Local recycling is at a crossroads. Municipalities cannot continue to sustain the increased costs to process recyclables caused by decreased market demand and an outdated recovery system in need of investment and modernization.

To respond to this challenge, NY State Senator Todd Kaminsky and Assemblyman Steve Englebright are teaming up to propose legislation (S.1185) that would require consumer product manufacturers to finance the recycling of their packaging and recyclable printed paper and invest in modernizing the operations at local recycling facilities.

Under the proposed legislation, municipalities could still be engaged in material recovery much as they have been for the past 30 years, but consumer product brand-owners would be required to reimburse municipalities for the collection and processing of their product packaging and recyclable printed paper, as well as costs to educate the public about how to properly recycle.  Product producers control the type and quantity of their packaging and need to be part of the recycling and waste reduction solution.

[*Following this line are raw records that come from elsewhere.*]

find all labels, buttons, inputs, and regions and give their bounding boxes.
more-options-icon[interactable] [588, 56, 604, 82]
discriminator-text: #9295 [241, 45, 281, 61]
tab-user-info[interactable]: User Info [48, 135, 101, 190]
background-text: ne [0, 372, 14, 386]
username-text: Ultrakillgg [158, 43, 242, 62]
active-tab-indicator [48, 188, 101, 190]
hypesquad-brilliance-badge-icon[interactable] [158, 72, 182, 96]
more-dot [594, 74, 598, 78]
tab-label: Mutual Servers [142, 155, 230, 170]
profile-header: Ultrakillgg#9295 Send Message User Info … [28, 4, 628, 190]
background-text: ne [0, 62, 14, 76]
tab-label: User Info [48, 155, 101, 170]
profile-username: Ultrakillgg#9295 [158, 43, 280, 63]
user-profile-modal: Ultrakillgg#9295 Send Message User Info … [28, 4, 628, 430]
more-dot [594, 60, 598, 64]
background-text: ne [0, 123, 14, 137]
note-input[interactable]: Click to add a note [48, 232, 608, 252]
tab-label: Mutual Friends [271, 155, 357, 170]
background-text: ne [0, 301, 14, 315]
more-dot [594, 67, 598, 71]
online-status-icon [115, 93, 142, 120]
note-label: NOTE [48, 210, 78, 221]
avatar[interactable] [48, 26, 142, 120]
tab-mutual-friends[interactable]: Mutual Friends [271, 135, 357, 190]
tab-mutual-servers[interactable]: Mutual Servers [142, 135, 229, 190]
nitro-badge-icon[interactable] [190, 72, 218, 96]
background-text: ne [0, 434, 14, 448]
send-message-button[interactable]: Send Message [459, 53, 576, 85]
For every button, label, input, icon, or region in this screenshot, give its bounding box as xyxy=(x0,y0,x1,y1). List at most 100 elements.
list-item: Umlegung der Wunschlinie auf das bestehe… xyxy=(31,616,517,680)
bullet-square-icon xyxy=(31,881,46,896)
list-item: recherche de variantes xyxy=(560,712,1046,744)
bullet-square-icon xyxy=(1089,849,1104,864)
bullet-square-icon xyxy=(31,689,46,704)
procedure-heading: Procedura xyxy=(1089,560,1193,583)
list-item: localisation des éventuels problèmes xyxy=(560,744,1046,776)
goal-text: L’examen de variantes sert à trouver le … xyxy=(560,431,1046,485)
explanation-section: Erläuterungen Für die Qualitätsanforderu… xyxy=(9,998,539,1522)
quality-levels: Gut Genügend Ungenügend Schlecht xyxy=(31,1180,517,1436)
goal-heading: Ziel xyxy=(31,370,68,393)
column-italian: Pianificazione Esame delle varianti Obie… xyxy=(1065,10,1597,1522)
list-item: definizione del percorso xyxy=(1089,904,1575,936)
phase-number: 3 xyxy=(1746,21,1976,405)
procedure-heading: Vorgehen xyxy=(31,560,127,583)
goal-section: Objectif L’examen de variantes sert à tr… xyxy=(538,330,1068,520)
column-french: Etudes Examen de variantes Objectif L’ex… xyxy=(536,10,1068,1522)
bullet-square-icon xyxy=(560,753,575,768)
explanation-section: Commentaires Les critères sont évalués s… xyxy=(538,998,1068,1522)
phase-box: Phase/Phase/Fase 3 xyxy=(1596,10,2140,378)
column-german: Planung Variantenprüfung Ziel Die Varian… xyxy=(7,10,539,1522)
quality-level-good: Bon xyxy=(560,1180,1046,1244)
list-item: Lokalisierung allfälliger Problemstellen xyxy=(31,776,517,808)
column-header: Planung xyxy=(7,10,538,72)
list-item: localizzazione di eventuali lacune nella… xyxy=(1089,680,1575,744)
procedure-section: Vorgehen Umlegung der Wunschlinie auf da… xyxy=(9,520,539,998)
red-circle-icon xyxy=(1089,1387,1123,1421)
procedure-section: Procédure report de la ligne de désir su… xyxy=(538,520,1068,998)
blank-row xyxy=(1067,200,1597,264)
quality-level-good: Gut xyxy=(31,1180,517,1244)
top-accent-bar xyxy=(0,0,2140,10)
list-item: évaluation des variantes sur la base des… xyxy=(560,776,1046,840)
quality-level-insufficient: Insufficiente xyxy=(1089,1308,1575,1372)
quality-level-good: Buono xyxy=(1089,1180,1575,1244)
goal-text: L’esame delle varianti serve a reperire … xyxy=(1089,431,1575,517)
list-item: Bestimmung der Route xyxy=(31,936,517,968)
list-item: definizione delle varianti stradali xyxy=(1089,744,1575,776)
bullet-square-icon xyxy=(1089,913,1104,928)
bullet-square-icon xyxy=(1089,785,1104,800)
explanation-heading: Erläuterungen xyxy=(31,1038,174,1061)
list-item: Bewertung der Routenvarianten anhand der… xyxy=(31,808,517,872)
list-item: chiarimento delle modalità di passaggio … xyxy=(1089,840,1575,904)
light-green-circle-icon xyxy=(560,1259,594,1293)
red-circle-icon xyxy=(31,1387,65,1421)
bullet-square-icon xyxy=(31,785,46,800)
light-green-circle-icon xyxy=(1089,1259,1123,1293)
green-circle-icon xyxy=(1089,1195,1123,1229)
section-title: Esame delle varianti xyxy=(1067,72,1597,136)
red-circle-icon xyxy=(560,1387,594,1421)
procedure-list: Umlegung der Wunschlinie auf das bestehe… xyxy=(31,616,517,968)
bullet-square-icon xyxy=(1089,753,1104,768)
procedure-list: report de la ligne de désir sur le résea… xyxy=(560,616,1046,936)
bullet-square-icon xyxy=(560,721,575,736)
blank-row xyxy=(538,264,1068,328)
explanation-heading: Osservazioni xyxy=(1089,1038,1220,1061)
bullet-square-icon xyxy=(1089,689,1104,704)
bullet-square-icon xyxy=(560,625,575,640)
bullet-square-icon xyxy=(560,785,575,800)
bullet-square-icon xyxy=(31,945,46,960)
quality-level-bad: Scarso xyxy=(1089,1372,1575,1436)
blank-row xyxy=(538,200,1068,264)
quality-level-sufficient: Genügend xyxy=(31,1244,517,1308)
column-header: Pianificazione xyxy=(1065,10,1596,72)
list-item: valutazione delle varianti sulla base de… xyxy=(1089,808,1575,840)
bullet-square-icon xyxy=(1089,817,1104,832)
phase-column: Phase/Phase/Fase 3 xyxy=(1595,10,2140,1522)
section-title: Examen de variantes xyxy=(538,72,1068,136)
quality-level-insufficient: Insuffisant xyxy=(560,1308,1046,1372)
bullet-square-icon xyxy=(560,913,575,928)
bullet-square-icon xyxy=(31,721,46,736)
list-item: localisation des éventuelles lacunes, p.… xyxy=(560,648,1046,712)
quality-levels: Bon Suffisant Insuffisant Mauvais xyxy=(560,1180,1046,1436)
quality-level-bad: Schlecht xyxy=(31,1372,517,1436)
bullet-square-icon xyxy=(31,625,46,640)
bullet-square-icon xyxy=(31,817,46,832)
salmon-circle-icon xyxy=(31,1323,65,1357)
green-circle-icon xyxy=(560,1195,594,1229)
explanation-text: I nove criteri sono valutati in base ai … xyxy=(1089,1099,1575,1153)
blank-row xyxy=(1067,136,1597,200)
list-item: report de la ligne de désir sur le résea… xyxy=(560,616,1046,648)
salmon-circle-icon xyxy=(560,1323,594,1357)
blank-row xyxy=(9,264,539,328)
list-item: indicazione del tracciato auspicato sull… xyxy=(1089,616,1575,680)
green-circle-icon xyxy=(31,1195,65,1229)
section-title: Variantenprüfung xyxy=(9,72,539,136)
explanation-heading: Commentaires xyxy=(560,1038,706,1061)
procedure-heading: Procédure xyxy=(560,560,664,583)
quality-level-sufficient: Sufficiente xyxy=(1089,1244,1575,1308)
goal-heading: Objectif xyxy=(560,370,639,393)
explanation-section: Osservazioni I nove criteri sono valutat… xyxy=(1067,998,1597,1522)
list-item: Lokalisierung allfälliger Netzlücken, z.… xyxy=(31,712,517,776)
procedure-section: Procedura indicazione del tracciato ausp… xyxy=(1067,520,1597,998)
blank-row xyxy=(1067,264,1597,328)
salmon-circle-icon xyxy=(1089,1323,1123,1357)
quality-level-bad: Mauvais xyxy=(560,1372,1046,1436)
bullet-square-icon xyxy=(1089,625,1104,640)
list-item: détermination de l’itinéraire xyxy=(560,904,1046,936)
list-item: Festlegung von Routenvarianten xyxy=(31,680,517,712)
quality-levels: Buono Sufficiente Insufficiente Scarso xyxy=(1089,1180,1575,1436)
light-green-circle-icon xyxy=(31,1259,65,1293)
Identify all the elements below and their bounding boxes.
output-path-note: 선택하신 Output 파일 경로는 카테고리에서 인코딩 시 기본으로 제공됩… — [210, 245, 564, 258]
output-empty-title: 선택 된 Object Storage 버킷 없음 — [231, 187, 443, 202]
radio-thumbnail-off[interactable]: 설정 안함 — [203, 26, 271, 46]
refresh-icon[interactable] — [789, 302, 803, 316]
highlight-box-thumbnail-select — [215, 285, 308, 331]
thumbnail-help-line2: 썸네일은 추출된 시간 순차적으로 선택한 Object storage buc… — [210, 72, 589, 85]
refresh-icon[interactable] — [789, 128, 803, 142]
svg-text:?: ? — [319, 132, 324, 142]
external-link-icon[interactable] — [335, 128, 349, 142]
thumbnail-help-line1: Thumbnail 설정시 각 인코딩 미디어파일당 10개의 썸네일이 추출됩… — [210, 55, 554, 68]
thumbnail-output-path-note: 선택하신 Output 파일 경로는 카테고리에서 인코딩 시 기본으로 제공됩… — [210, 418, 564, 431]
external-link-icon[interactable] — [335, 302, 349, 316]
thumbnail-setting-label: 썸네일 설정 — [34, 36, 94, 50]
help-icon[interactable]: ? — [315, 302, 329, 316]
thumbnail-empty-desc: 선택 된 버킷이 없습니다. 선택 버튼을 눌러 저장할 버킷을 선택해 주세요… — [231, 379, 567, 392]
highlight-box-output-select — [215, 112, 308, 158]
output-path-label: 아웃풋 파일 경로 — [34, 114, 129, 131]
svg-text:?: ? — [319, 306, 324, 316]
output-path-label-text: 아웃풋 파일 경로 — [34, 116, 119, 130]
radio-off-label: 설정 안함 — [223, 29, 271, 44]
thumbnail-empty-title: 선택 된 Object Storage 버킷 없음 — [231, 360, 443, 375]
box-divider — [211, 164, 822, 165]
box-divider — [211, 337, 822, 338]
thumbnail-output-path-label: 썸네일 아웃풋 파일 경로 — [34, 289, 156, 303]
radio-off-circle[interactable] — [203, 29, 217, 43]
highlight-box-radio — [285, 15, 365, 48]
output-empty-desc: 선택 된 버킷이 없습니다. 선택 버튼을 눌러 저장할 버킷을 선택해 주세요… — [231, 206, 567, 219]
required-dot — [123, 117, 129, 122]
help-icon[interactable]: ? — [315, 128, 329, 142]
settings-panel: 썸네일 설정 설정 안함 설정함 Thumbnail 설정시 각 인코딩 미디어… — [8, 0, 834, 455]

Requiring corporate producers to chip into the end-of-life costs for their products will help municipalities sustain local recycling. It will also help protect our planet and its natural resources for future generations. The legislation incentivizes manufacturers to: 1) reduce packaging; 2) increase the packaging’s recycled content, and 3) make the packaging easier to recycle.

New York State has a choice: remain stuck at the recycling crossroads marked by unsustainable municipal costs, stagnant material recovery rates, and aging recycling infrastructure, or pass Senate Bill 1185 and lead the nation in establishing the recycling management system of the future.